Welcome to the UFC: Paddy Pimblett

Paddy Pimblett UFC Vegas 36
LAS VEGAS, NEVADA - SEPTEMBER 03: Paddy Pimblett of England poses on the scale during the UFC Fight Night weigh-in at UFC APEX on September 03, 2021 in Las Vegas, Nevada. (Photo by Chris Unger/Zuffa LLC)

UFC Vegas 36 hosts a 10-fight card, as middleweight contenders Derek Brunson and Darren Till face off in the main event. The event took a hit with twelve total fight cancellations in the lead-up to the card. Not to mention a change in location. One fight that stayed intact was Luigi Vendramini (9-2 MMA, 1-2 UFC) welcoming newcomer Paddy Pimblett to the UFC.

Paddy “Pressure” Pimblett
Standing at 5’10″
Fighting at 155 lbs (lightweight)
Fighting out of Liverpool, England
Training out of Next Generation Liverpool
A pro record of 16-3
5 KO/TKOs, 7 Submissions

How will Pimblett fare in the UFC:

Among the fans that have watched Pimblett are either huge supporters or those believe he’s over-hyped. I’m in between when it comes to the “Baddy.” I do think Pimblett is a very talented fighter that does deserve this UFC call-up. I also think his skill set is a little overblown and has a lot of holes.

Where Pimblett excels is in the grappling. He’s an opportunist who will take any submissions given to him. From any position, he’s working to finish. He’s also very tricky as he holds two flying triangle finishes. Pimblett is aggressive off his back, attacking leg locks, and is really good at taking the back. His biggest flaw on the mat is his lack of physicality. For example, in his losses to Nad Narimani and Soren Bak he was out-muscled. Pimblett though never stops working and even off his back he won’t accept being stationary. His wrestling at best is exceptional. He favors a single leg but is much better at chain wrestling. If he gets his hands clasped around the legs or body he’s going to get the takedown.
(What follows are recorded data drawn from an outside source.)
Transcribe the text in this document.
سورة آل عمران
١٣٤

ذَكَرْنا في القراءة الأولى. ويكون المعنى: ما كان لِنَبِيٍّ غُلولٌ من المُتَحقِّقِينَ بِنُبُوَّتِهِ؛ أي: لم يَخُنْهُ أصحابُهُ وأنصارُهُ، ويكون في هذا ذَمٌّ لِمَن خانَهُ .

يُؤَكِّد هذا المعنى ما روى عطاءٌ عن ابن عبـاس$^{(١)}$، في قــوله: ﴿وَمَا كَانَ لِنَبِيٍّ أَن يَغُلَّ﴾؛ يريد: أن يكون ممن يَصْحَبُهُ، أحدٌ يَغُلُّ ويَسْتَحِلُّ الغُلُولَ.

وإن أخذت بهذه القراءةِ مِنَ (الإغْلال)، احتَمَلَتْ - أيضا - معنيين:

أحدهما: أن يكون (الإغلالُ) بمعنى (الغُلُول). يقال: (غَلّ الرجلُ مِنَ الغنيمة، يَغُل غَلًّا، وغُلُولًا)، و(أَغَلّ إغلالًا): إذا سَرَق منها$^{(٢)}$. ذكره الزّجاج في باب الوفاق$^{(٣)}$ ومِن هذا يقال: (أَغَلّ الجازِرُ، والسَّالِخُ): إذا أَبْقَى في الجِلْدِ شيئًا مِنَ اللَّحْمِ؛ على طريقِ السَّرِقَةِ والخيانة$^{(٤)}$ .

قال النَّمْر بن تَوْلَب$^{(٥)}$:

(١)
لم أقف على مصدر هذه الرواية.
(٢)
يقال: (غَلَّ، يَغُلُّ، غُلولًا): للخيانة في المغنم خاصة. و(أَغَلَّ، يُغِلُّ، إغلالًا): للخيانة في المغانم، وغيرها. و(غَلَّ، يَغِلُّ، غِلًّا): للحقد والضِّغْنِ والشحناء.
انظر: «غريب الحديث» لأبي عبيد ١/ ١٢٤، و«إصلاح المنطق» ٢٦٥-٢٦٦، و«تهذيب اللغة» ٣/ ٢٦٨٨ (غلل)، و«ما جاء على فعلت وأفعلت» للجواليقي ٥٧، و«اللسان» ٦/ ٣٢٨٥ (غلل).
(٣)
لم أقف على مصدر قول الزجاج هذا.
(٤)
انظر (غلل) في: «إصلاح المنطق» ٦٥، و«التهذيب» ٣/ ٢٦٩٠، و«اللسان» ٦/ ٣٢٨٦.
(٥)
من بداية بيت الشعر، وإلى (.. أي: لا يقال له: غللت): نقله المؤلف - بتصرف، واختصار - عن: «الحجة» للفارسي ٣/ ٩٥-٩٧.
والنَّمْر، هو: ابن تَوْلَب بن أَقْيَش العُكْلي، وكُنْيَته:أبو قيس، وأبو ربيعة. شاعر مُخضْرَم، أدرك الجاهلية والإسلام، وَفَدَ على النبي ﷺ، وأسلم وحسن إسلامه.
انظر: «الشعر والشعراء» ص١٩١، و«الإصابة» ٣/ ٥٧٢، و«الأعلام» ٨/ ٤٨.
Pimblett falls short on the feet and although he’s tough he drastically needs work. He is explosive and throws well with his legs. He is extremely hittable and in nearly every one of his fights he gets cracked. When getting hit his body language and reaction isn’t a good look. Even a decent striker will have success on the feet against Pimblett.

Pimblett is still only 26 so there is a lot of room for growth. If his last two performances are a testament to what he looks like now he’s going to be a problem in the near future. If the UFC builds him up properly he can develop into a really good fighter

Fighter comparison in the division: Claudio Puelles

Striking: C
Kickboxing: C+
Clinch: B
Wrestling: C+
Grappling: B+
Striking Defense: D+
Takedown Defense: C+
Cardio: B-
Biggest Strength: Grappling
Biggest Weakness: Striking defense

How he matches up with Vendramini:

This is both a good match-up and a tough one for Paddy Pimblett. Vendramini, though not by a wide margin, has the advantage on the feet. Pimblett is faster and more explosive but Vendramini hits hard and pressures well. Pimblett does have better wrestling. Vendramini is a black belt in jiu-jitsu but I’ve been far more impressed with the ground game of Pimblett. Even though Vendramini has been in the UFC for two years Pimblett has fought the better competition. While many are high on Vendramini here I just don’t see it. Pimblett should at least win two rounds.